Compressed air is one of the most critical utilities in pharmaceutical manufacturing, used for instrumentation, process equipment operation, material conveying, and direct product contact applications. Quality monitoring ensures compliance with cGMP requirements and prevents product contamination.
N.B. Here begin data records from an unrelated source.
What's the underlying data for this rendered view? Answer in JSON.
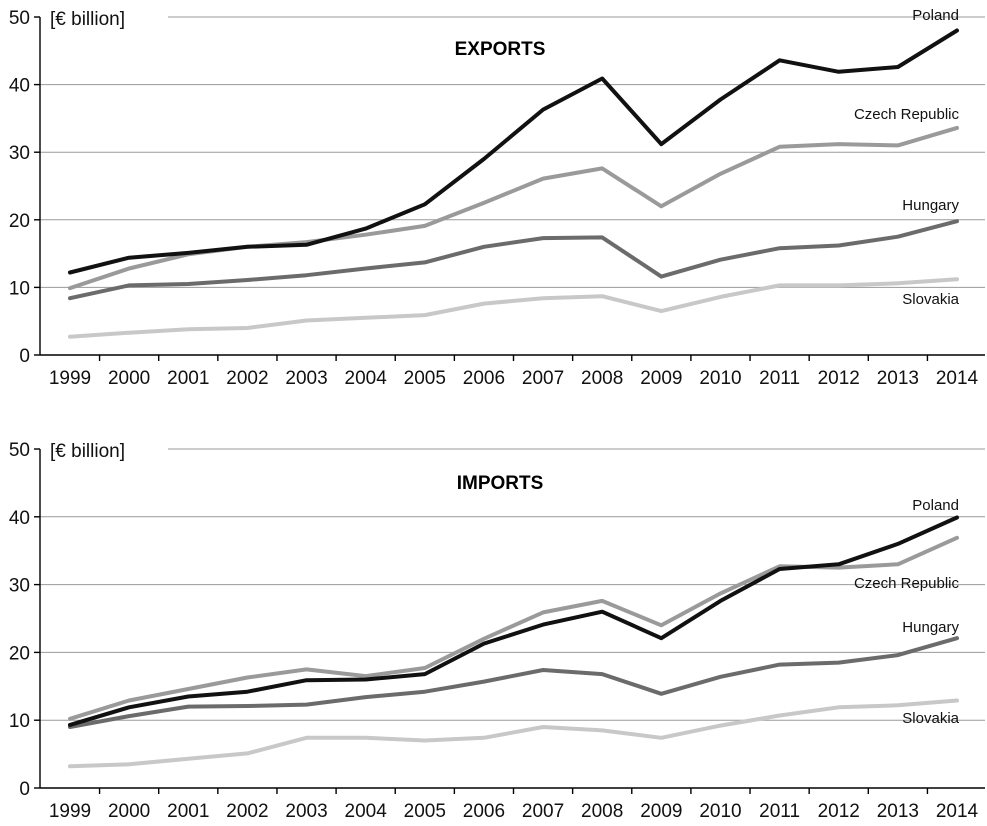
{
  "chart_data": [
    {
      "type": "line",
      "title": "EXPORTS",
      "ylabel": "[€ billion]",
      "ylim": [
        0,
        50
      ],
      "yticks": [
        0,
        10,
        20,
        30,
        40,
        50
      ],
      "grid": true,
      "x": [
        "1999",
        "2000",
        "2001",
        "2002",
        "2003",
        "2004",
        "2005",
        "2006",
        "2007",
        "2008",
        "2009",
        "2010",
        "2011",
        "2012",
        "2013",
        "2014"
      ],
      "series": [
        {
          "name": "Poland",
          "color": "#111111",
          "values": [
            12.2,
            14.4,
            15.1,
            16.0,
            16.3,
            18.7,
            22.3,
            29.0,
            36.3,
            40.9,
            31.2,
            37.8,
            43.6,
            41.9,
            42.6,
            48.0
          ]
        },
        {
          "name": "Czech Republic",
          "color": "#9a9a9a",
          "values": [
            9.9,
            12.8,
            14.9,
            16.0,
            16.7,
            17.8,
            19.1,
            22.5,
            26.1,
            27.6,
            22.0,
            26.8,
            30.8,
            31.2,
            31.0,
            33.6
          ]
        },
        {
          "name": "Hungary",
          "color": "#6b6b6b",
          "values": [
            8.4,
            10.3,
            10.5,
            11.1,
            11.8,
            12.8,
            13.7,
            16.0,
            17.3,
            17.4,
            11.6,
            14.1,
            15.8,
            16.2,
            17.5,
            19.8
          ]
        },
        {
          "name": "Slovakia",
          "color": "#c8c8c8",
          "values": [
            2.7,
            3.3,
            3.8,
            4.0,
            5.1,
            5.5,
            5.9,
            7.6,
            8.4,
            8.7,
            6.5,
            8.6,
            10.3,
            10.3,
            10.6,
            11.2
          ]
        }
      ]
    },
    {
      "type": "line",
      "title": "IMPORTS",
      "ylabel": "[€ billion]",
      "ylim": [
        0,
        50
      ],
      "yticks": [
        0,
        10,
        20,
        30,
        40,
        50
      ],
      "grid": true,
      "x": [
        "1999",
        "2000",
        "2001",
        "2002",
        "2003",
        "2004",
        "2005",
        "2006",
        "2007",
        "2008",
        "2009",
        "2010",
        "2011",
        "2012",
        "2013",
        "2014"
      ],
      "series": [
        {
          "name": "Poland",
          "color": "#111111",
          "values": [
            9.3,
            11.9,
            13.5,
            14.2,
            15.9,
            16.0,
            16.8,
            21.3,
            24.1,
            26.0,
            22.1,
            27.6,
            32.3,
            33.0,
            36.0,
            39.9
          ]
        },
        {
          "name": "Czech Republic",
          "color": "#9a9a9a",
          "values": [
            10.2,
            12.9,
            14.6,
            16.3,
            17.5,
            16.5,
            17.7,
            22.0,
            25.9,
            27.6,
            24.0,
            28.7,
            32.7,
            32.5,
            33.0,
            36.9
          ]
        },
        {
          "name": "Hungary",
          "color": "#6b6b6b",
          "values": [
            9.0,
            10.6,
            12.0,
            12.1,
            12.3,
            13.4,
            14.2,
            15.7,
            17.4,
            16.8,
            13.9,
            16.4,
            18.2,
            18.5,
            19.6,
            22.1
          ]
        },
        {
          "name": "Slovakia",
          "color": "#c8c8c8",
          "values": [
            3.2,
            3.5,
            4.3,
            5.1,
            7.4,
            7.4,
            7.0,
            7.4,
            9.0,
            8.5,
            7.4,
            9.2,
            10.7,
            11.9,
            12.2,
            12.9
          ]
        }
      ]
    }
  ]
}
Applications in Pharmaceutical Manufacturing

  • Instrumentation Air – Pneumatic actuators, control valves, instruments
  • Process Air – Tablet coating, fluid bed drying, material conveying
  • Breathing Air – Supplied-air respirators and emergency breathing systems
  • Plant Air – General maintenance, cleaning, equipment operation
  • Sterile Air – Direct product contact applications requiring sterility

Quality Specifications

USP Medical Air Specifications

  • Identification: Methods A and B
  • Oxygen Content – 19.5%-23.5% O₂ by volume
  • Limit of Carbon Dioxide – Not more than 500ppm
  • Limit of Carbon Monoxide – Not more than 5ppm
  • Sulfur Dioxide – Not more than 10ppm
  • Limit of Nitric Oxide and Nitrogen Dioxide – Not more than 2.5ppm
  • Water and Oil Content – None discernable

Other considerations

  • Particulate Matter – Class 1 per ISO 8573-1
  • Bioburden

 

 

ISO 8573-1:2010 Air Quality Classes

Solid Particles:

  • Class 1: ≤0.1 mg/m³, ≤20,000 particles/m³ (0.1-0.5 μm), ≤400 particles/m³ (0.5-1.0 μm), ≤10 particles/m³ (1.0-5.0 μm)
  • Class 2: ≤1 mg/m³, ≤400,000 particles/m³ (0.1-0.5 μm), ≤6,000 particles/m³ (0.5-1.0 μm), ≤100 particles/m³ (1.0-5.0 μm)
  • Class 3: ≤5 mg/m³, ≤90,000 particles/m³ (0.5-1.0 μm), ≤1,000 particles/m³ (1.0-5.0 μm)

Water Content:

  • Class 1: ≤-70°C pressure dew point
  • Class 2: ≤-40°C pressure dew point
  • Class 3: ≤-20°C pressure dew point
  • Class 4: ≤+3°C pressure dew point

Oil Content:

  • Class 1: ≤0.01 mg/m³ total oil (aerosol + vapor)
  • Class 2: ≤0.1 mg/m³ total oil
  • Class 3: ≤1 mg/m³ total oil

Pharmaceutical Grade Compressed Air

  • Typical Specification: ISO 8573-1 Class 2.2.1 or better
  • Microbial Quality: <10 CFU/m³ for process air, sterile for direct contact
  • Chemical Purity: No detectable hydrocarbons, CO, CO₂ <500 ppm
  • Pressure: 6-8 bar gauge, stable ±0.1 bar
  • Flow Rate: Adequate for peak demand with 25% safety margin

Microbial Specifications

  • Process Air: <10 CFU/m³ total viable count
  • Breathing Air: <10 CFU/m³, absence of pathogens
  • Sterile Air: Sterility test, no growth in 14-day incubation
  • Clean Room Supply: Grade A: <1 CFU/m³, Grade B: <10 CFU/m³

Sample Handling

  • Sample Points – Representative sampling locations in distribution system. Sample cylinders can be sampled by our trained technicians or shipped by the customer.
  • Supply Cylinders – may be shipped directly for testing of a batch or sampled on site.
  • Pressure Regulators – Two-stage pressure reduction for stable pressure.